The preachers’s identity was David Pawson, who died last Thursday (Ascension Day) at the age of 90. Especially when I was a student, and in my early years of ministry, I used to listen to cassette after cassette containing his Bible teaching, and make my own notes. Even today, if I’m preparing to preach on a passage, I will often listen to David to see how he dealt with it.

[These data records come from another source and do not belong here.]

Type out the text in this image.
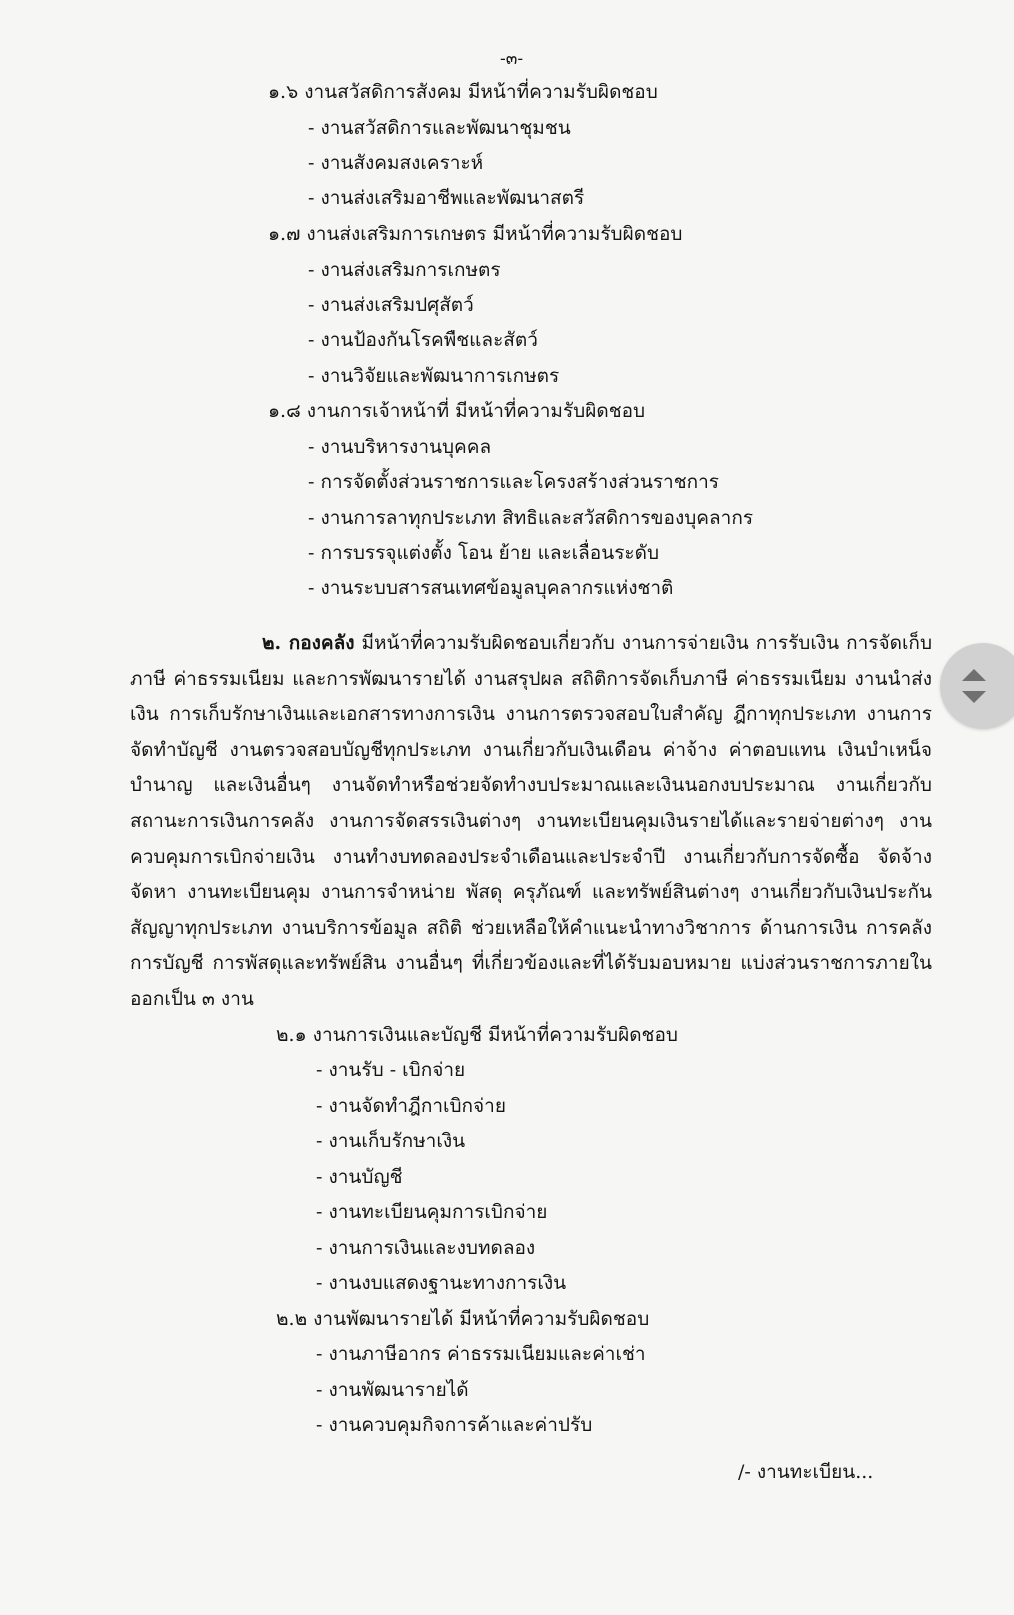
-๓-
๑.๖ งานสวัสดิการสังคม มีหน้าที่ความรับผิดชอบ
- งานสวัสดิการและพัฒนาชุมชน
- งานสังคมสงเคราะห์
- งานส่งเสริมอาชีพและพัฒนาสตรี
๑.๗ งานส่งเสริมการเกษตร มีหน้าที่ความรับผิดชอบ
- งานส่งเสริมการเกษตร
- งานส่งเสริมปศุสัตว์
- งานป้องกันโรคพืชและสัตว์
- งานวิจัยและพัฒนาการเกษตร
๑.๘ งานการเจ้าหน้าที่ มีหน้าที่ความรับผิดชอบ
- งานบริหารงานบุคคล
- การจัดตั้งส่วนราชการและโครงสร้างส่วนราชการ
- งานการลาทุกประเภท สิทธิและสวัสดิการของบุคลากร
- การบรรจุแต่งตั้ง โอน ย้าย และเลื่อนระดับ
- งานระบบสารสนเทศข้อมูลบุคลากรแห่งชาติ
๒. กองคลัง มีหน้าที่ความรับผิดชอบเกี่ยวกับ งานการจ่ายเงิน การรับเงิน การจัดเก็บภาษี ค่าธรรมเนียม และการพัฒนารายได้ งานสรุปผล สถิติการจัดเก็บภาษี ค่าธรรมเนียม งานนำส่งเงิน การเก็บรักษาเงินและเอกสารทางการเงิน งานการตรวจสอบใบสำคัญ ฎีกาทุกประเภท งานการจัดทำบัญชี งานตรวจสอบบัญชีทุกประเภท งานเกี่ยวกับเงินเดือน ค่าจ้าง ค่าตอบแทน เงินบำเหน็จบำนาญ และเงินอื่นๆ งานจัดทำหรือช่วยจัดทำงบประมาณและเงินนอกงบประมาณ งานเกี่ยวกับสถานะการเงินการคลัง งานการจัดสรรเงินต่างๆ งานทะเบียนคุมเงินรายได้และรายจ่ายต่างๆ งานควบคุมการเบิกจ่ายเงิน งานทำงบทดลองประจำเดือนและประจำปี งานเกี่ยวกับการจัดซื้อ จัดจ้าง จัดหา งานทะเบียนคุม งานการจำหน่าย พัสดุ ครุภัณฑ์ และทรัพย์สินต่างๆ งานเกี่ยวกับเงินประกันสัญญาทุกประเภท งานบริการข้อมูล สถิติ ช่วยเหลือให้คำแนะนำทางวิชาการ ด้านการเงิน การคลัง การบัญชี การพัสดุและทรัพย์สิน งานอื่นๆ ที่เกี่ยวข้องและที่ได้รับมอบหมาย แบ่งส่วนราชการภายในออกเป็น ๓ งาน
๒.๑ งานการเงินและบัญชี มีหน้าที่ความรับผิดชอบ
- งานรับ - เบิกจ่าย
- งานจัดทำฎีกาเบิกจ่าย
- งานเก็บรักษาเงิน
- งานบัญชี
- งานทะเบียนคุมการเบิกจ่าย
- งานการเงินและงบทดลอง
- งานงบแสดงฐานะทางการเงิน
๒.๒ งานพัฒนารายได้ มีหน้าที่ความรับผิดชอบ
- งานภาษีอากร ค่าธรรมเนียมและค่าเช่า
- งานพัฒนารายได้
- งานควบคุมกิจการค้าและค่าปรับ
/- งานทะเบียน...
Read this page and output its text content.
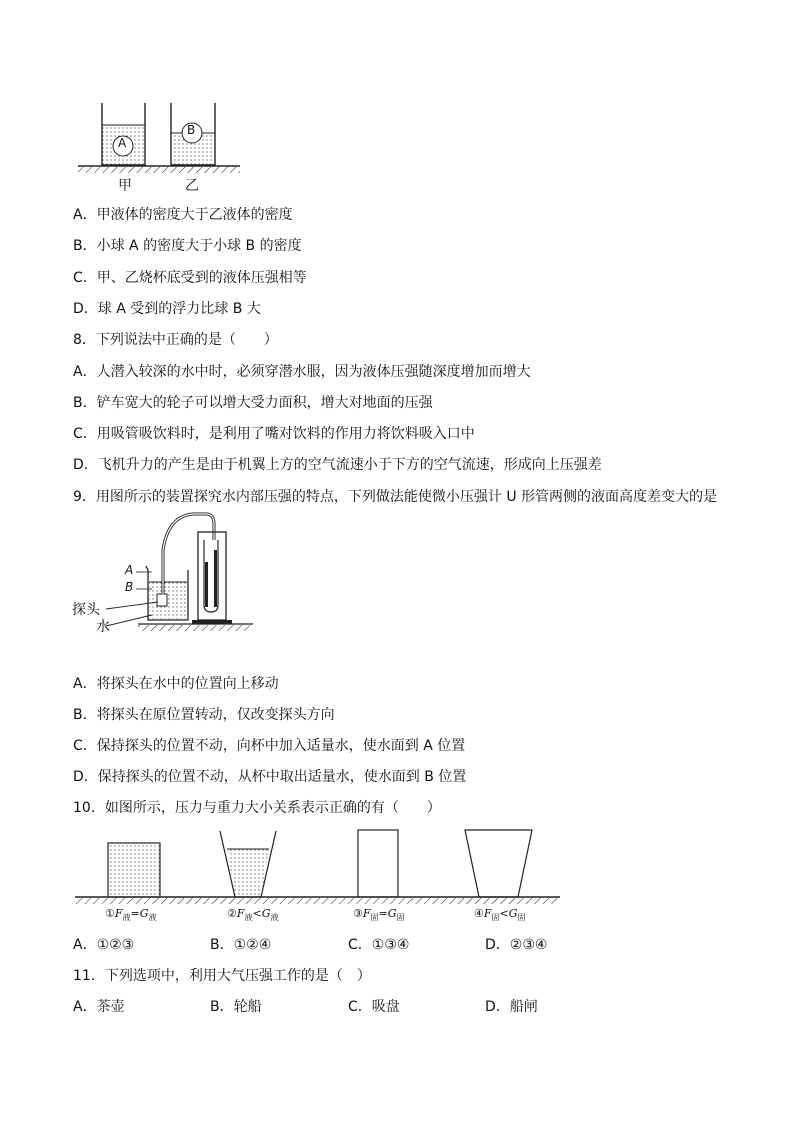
A
B
甲	乙

A．甲液体的密度大于乙液体的密度

B．小球 A 的密度大于小球 B 的密度

C．甲、乙烧杯底受到的液体压强相等

D．球 A 受到的浮力比球 B 大

8．下列说法中正确的是（　　）

A．人潜入较深的水中时，必须穿潜水服，因为液体压强随深度增加而增大

B．铲车宽大的轮子可以增大受力面积，增大对地面的压强

C．用吸管吸饮料时，是利用了嘴对饮料的作用力将饮料吸入口中

D．飞机升力的产生是由于机翼上方的空气流速小于下方的空气流速，形成向上压强差

9．用图所示的装置探究水内部压强的特点，下列做法能使微小压强计 U 形管两侧的液面高度差变大的是

A
B
探头
水

A．将探头在水中的位置向上移动

B．将探头在原位置转动，仅改变探头方向

C．保持探头的位置不动，向杯中加入适量水，使水面到 A 位置

D．保持探头的位置不动，从杯中取出适量水，使水面到 B 位置

10．如图所示，压力与重力大小关系表示正确的有（　　）

$①F_液=G_液$	$②F_液<G_液$	$③F_固=G_固$	$④F_固<G_固$
A．①②③	B．①②④	C．①③④	D．②③④

11．下列选项中，利用大气压强工作的是（　）

A．茶壶	B．轮船	C．吸盘	D．船闸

His sermons were memorable, and I still remember so many of the things he said. It may have been preaching on this very passage that he said these three things about baptism:
- It is an act of submission;
- It is an act of separation;
- It is an act of salvation.
In water baptism we submit to the Lord Jesus. He commanded this act;
In water baptism we are separated from the old world and brought into a new one – just as it was for Noah and his family. It was quite literally a ‘watershed’ in their experience. David Pawson said that for each one who submits to baptism, they are undergoing a ‘little flood’ which separates them from the old era and brings them into a new one;
Water baptism might also be said to be the outward part of conversion. I once read that the word ‘’pledge’’ (21) carries the idea of sealing a contract. The earliest gospel preaching repeatedly called people to baptism as well as repentance and faith. There is no power in the rite of baptism as such to wash you clean. The power is in the living Lord Jesus. Baptism by itself makes no difference. But if the person being baptized is expressing their faith in Christ it makes a very great difference. It’s like when you repent and believe you enter into a contract with Jesus and in baptism you seal it.
As somebody once said: ’The idea of an unbaptised Christian is totally alien to the thought of the New Testament writers.’